We are also supporting seeing this feature as soon as possible!

In Norway the registry for .no, NORID, actually gives a rebate on domain registrations for domains registered with DNSSEC. Since we are using clustering in cPanel to handle our DNS service and thus are using clustering (off course), we are actually loosing money using cPanel! The rebate is about $3 per domain registration, and with a normal price of about $7 for .no domains, we miss out on a large profit possibility here!

I really hope cPanel will consider speeding up implementation for DNSSEC support when using clustering!

Luckily the change they announced in the above article, doesn't affect domains that don't use DNSSEC.

Organizations that do not use DNSSEC validation will be unaffected by the rollover.

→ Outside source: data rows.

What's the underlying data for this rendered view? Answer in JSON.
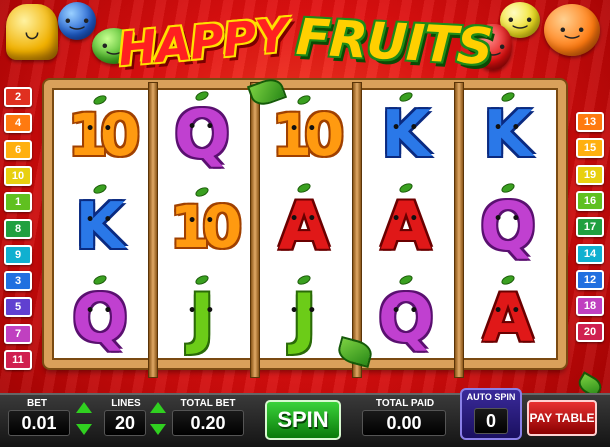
{
  "header": {
    "logo_word1": "HAPPY",
    "logo_word2": "FRUITS"
  },
  "reels": [
    [
      "10",
      "K",
      "Q"
    ],
    [
      "Q",
      "10",
      "J"
    ],
    [
      "10",
      "A",
      "J"
    ],
    [
      "K",
      "A",
      "Q"
    ],
    [
      "K",
      "Q",
      "A"
    ]
  ],
  "paylines": {
    "left": [
      {
        "label": "2",
        "color": "#e03020"
      },
      {
        "label": "4",
        "color": "#ff7a10"
      },
      {
        "label": "6",
        "color": "#ffb010"
      },
      {
        "label": "10",
        "color": "#e8d010"
      },
      {
        "label": "1",
        "color": "#60c020"
      },
      {
        "label": "8",
        "color": "#20a040"
      },
      {
        "label": "9",
        "color": "#10b0d0"
      },
      {
        "label": "3",
        "color": "#2070e0"
      },
      {
        "label": "5",
        "color": "#6040d0"
      },
      {
        "label": "7",
        "color": "#c040c0"
      },
      {
        "label": "11",
        "color": "#d02050"
      }
    ],
    "right": [
      {
        "label": "13",
        "color": "#ff7a10"
      },
      {
        "label": "15",
        "color": "#ffb010"
      },
      {
        "label": "19",
        "color": "#e8d010"
      },
      {
        "label": "16",
        "color": "#60c020"
      },
      {
        "label": "17",
        "color": "#20a040"
      },
      {
        "label": "14",
        "color": "#10b0d0"
      },
      {
        "label": "12",
        "color": "#2070e0"
      },
      {
        "label": "18",
        "color": "#c040c0"
      },
      {
        "label": "20",
        "color": "#d02050"
      }
    ]
  },
  "controls": {
    "bet_label": "BET",
    "bet_value": "0.01",
    "lines_label": "LINES",
    "lines_value": "20",
    "total_bet_label": "TOTAL BET",
    "total_bet_value": "0.20",
    "spin_label": "SPIN",
    "total_paid_label": "TOTAL PAID",
    "total_paid_value": "0.00",
    "auto_spin_label": "AUTO SPIN",
    "auto_spin_value": "0",
    "pay_table_label": "PAY TABLE"
  }
}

lucky ! but ... you know ... :-)

This should be top priority for the next build of cpanel DNSonly in my opinion.

We too have a growing number of users expecting DNSSEC as standard, which is currently impossible due to us running a dns cluster (using bind)

any update and progress ?

hi we also would like to see this feature would make a huge difference in DNS feature list we could provide to clients if we would switch to cpanel.

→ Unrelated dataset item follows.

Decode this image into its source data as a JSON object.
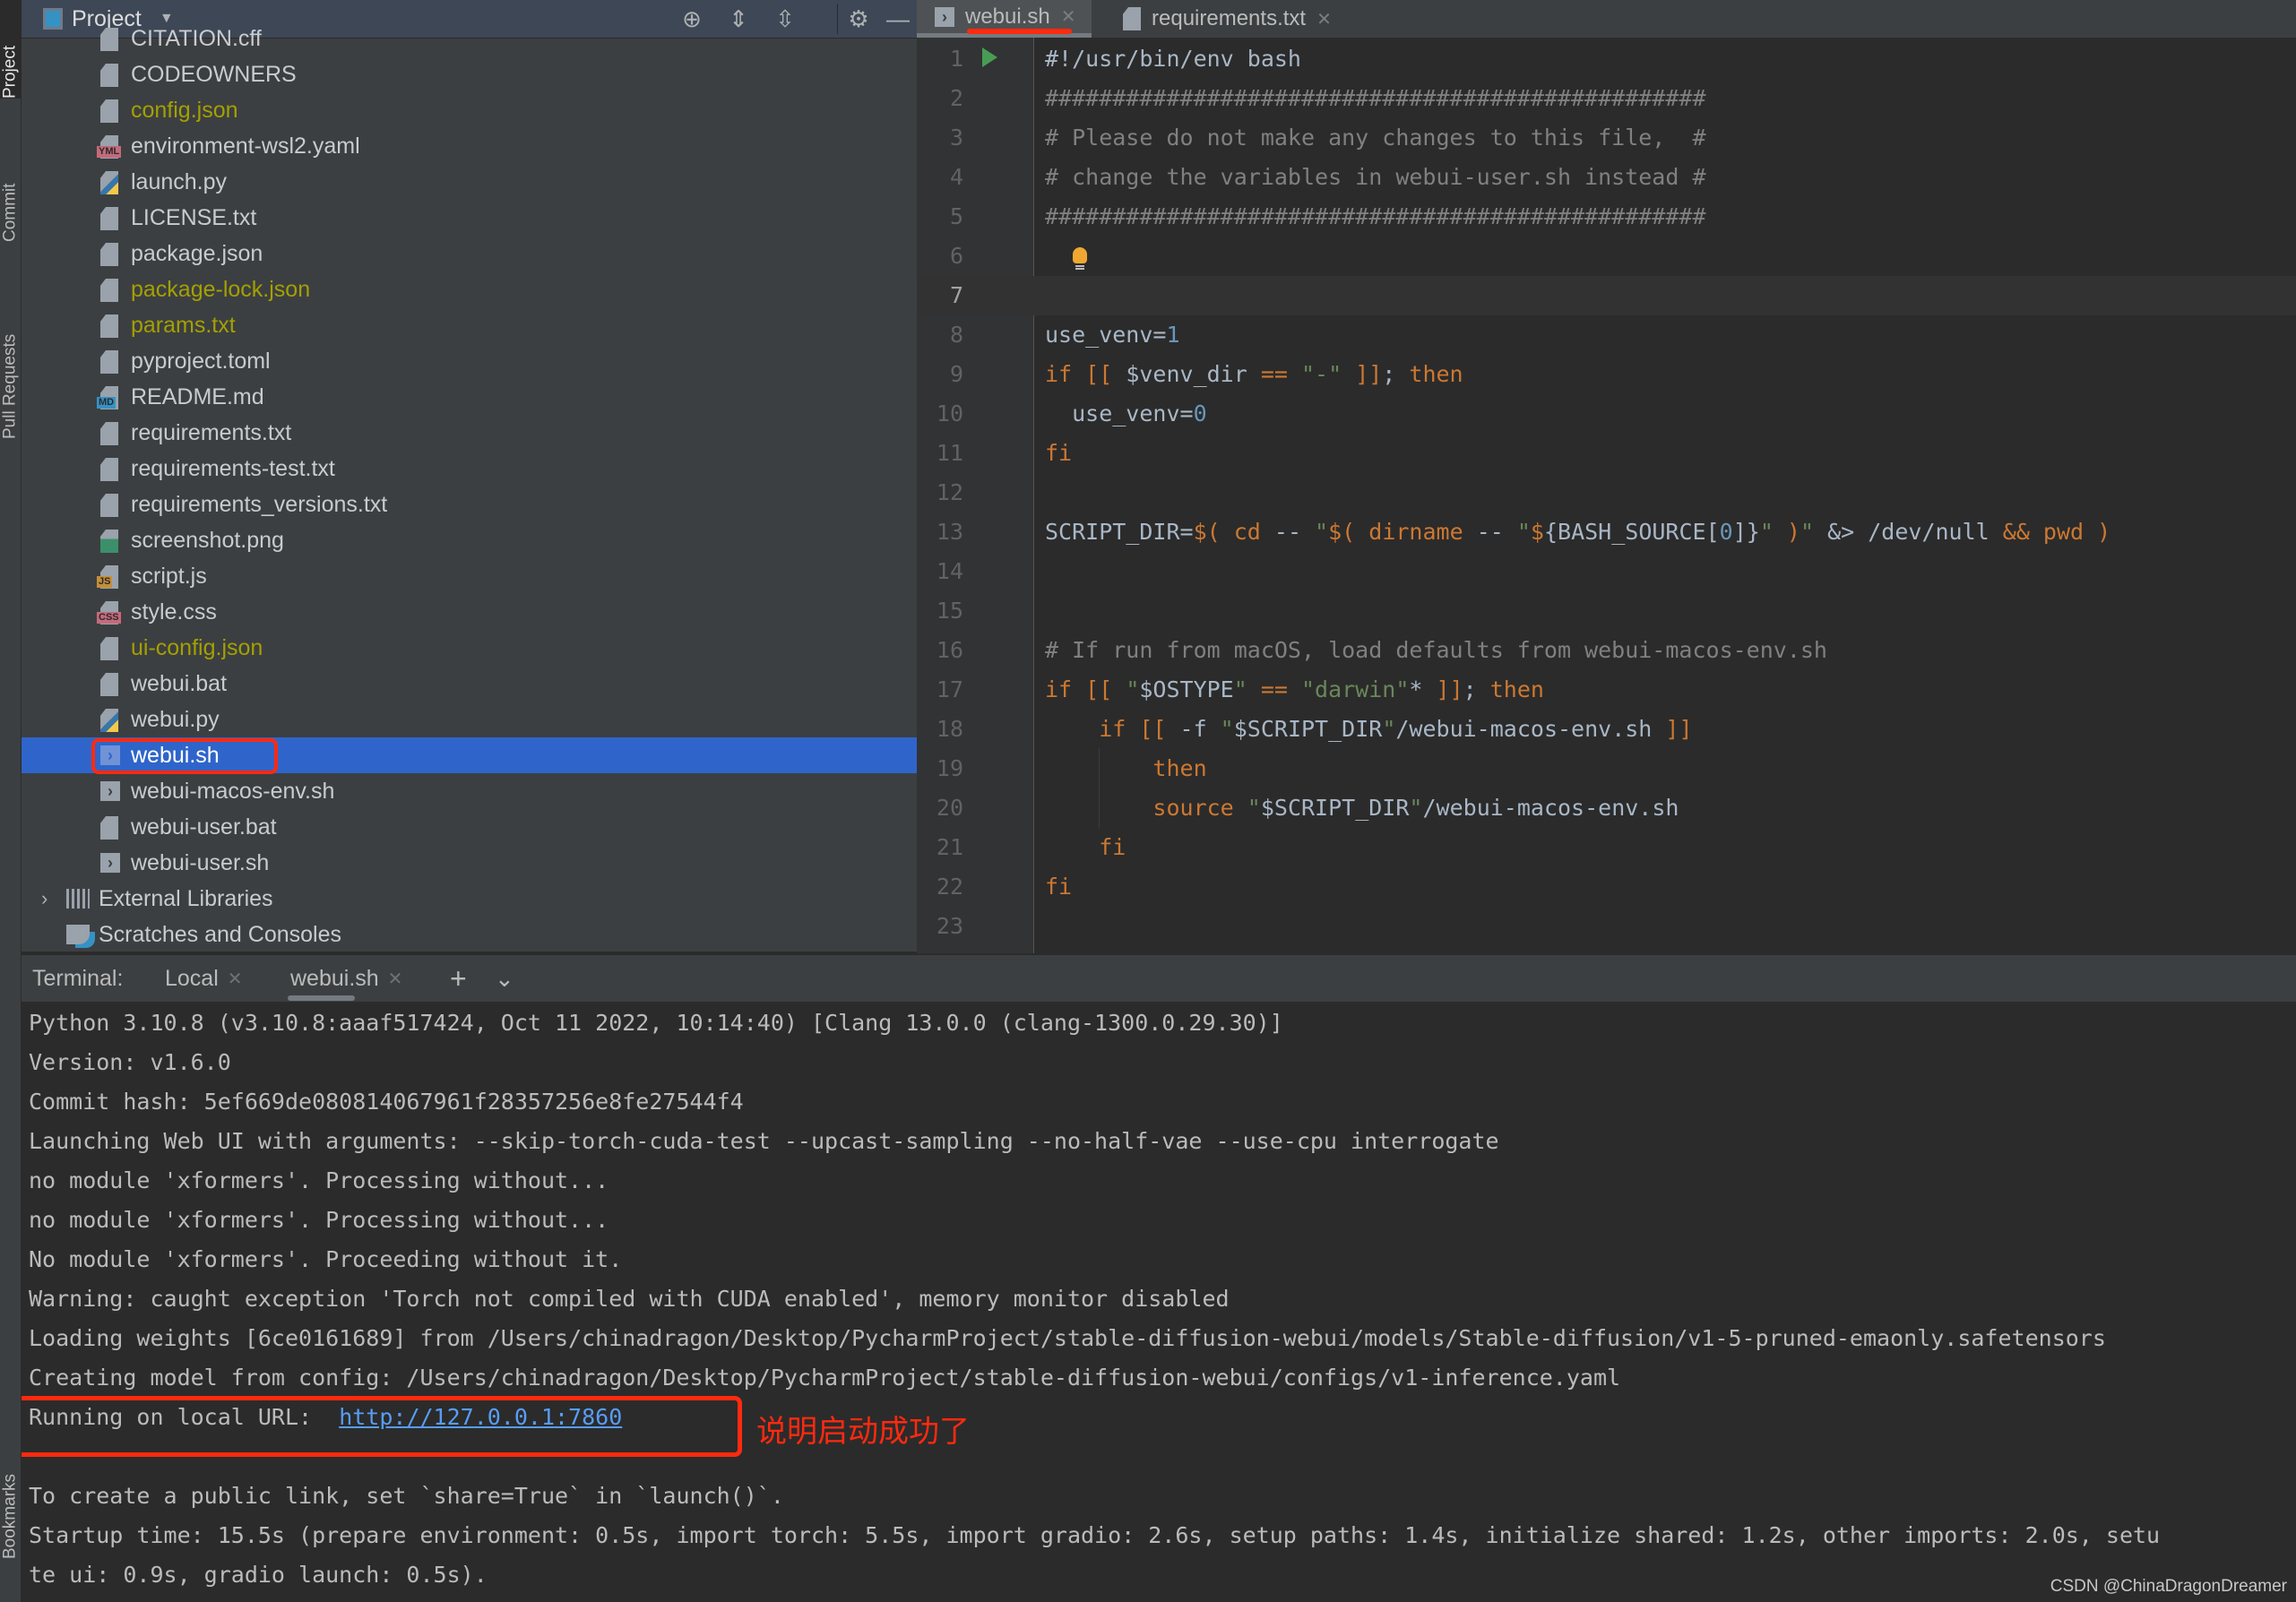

Any updates on this? Seems ICANN is stepping up pressure we need a solution from cPanel

https://www.icann.org/news/announcement-2019-02-22-en

I'm starting to feel the same pain. Having e-commerce customers on almost all continents in this climate of security concerns and clients wanting to make sure they meet all regulations, and depending on not losing those clients in order to survive in small shared hosting services, this has become a pinnacle issue. Fingers crossed that cPanel will be able to devote some time and resources to this important issue.

I'm currently looking into using a commercial third-party plugin for this purpose due to increased demand from customers and cPanel not giving a definite reply to if/when they plan to integrate it for more than 2 years now.

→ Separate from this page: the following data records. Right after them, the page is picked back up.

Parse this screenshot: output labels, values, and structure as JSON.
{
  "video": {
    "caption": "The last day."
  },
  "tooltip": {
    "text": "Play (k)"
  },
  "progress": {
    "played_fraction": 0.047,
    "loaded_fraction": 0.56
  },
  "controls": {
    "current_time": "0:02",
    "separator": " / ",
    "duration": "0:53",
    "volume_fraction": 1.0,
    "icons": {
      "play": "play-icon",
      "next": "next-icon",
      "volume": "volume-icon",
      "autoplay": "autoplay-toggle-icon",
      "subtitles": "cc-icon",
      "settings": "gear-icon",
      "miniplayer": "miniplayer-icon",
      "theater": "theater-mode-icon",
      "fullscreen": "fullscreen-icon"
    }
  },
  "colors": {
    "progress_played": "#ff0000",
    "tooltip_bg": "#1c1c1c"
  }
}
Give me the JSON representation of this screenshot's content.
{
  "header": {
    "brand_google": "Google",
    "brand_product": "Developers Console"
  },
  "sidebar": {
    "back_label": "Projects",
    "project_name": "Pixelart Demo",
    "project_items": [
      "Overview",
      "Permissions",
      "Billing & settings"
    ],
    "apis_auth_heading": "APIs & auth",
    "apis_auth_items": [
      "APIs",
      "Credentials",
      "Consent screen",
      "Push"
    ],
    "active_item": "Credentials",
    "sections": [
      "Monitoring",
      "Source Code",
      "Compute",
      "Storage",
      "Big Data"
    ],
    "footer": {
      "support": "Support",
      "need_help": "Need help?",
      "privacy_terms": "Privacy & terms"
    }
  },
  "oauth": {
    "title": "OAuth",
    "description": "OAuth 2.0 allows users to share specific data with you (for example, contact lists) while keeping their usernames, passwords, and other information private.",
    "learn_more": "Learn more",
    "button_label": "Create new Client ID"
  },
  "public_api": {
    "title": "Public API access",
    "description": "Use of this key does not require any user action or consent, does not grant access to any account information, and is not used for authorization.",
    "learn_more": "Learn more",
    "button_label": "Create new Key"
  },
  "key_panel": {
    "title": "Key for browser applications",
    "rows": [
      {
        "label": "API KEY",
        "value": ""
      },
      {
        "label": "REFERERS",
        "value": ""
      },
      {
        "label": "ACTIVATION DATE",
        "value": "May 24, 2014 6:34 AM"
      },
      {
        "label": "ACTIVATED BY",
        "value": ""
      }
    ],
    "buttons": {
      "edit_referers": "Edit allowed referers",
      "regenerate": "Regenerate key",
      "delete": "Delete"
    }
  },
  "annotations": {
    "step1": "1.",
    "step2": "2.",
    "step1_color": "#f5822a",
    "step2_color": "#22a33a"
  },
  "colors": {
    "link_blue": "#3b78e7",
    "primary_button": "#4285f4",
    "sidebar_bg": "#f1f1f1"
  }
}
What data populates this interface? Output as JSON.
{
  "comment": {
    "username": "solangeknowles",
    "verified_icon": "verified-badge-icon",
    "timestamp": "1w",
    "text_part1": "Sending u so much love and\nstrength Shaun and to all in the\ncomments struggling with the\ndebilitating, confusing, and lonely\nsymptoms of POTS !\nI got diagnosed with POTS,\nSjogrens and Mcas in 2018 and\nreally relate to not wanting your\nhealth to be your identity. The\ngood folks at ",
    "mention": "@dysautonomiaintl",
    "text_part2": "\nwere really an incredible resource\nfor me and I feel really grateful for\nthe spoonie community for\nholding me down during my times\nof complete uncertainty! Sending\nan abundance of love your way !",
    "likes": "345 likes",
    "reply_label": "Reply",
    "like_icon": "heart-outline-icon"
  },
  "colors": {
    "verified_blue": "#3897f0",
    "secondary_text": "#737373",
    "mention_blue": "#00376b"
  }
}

It will just be a real PITA to change back to cPanel's solution if/when they decide to release one. I still shudder about all that went wrong when trying to switch to cPanel+Comodo Autossl....

i got excited when i saw the notification email just now hoping the DNSEC option was now available in DNS Cluster shame it was a comment on this lack of DNSEC support now affecting buisnesses. feel the pain Gary this is now just such an important point which will only get more critical to DNS safe implementation hope for a resolve soon.....

Besides it being a security issue, we're literally losing money DAILY due to cPanel NOT supporting DNSSEC in cPanel clusters, as our country's registry offers discounts for each domain name registered with DNSSEC and we have also seen long-term customers leave for not being able to offer DNSSEC! This is REALLY totally unacceptable at this stage!!

There's already a third party offering a plugin capable of DNSSEC. Why does cPanel not look into such plugins and create something similar? cPanel this is a big security flaw on your side i.m.h.o.! Get coding!!

Its been too long!

thanks for the update. waiting for September. It's really a must feature for clustering!

WOW THIS IS A GREAT NEWS! You're very welcome ... Now I've a true <3 @ cpanel!

TWO years old request, now becoming true. You guys are improving the timing ;-) Thanks in advance

This is just great news. Can't wait to test this out.

Do you know if this will be using Bind or PowerDNS? We are looking at refreshing our cPanel DNS Only cluster in the next couple of months, most likely using PowerDNS however would be nice to confirm which application will be supporting DNSSEC in a cluster to save having to redo everything for DNSSEC support.

Very excited to update you guys on the status of this project. I can confirm that DNSSEC clustering will be done with PowerDNS for better performance and lower maintenance compared to BIND. Please continue to send us your feedback while we develop!

@Rieza,

Will this by any chance run with a MySQL backend? Please say yesss ahaha

Hey @Lucas, we're headed in that direction and if you haven't already, please upvote the feature request for MySQL backend for PDNS.

Great news! Looking forward!

Hi Benny, any news about this? Is this still on track for v84? Thanks.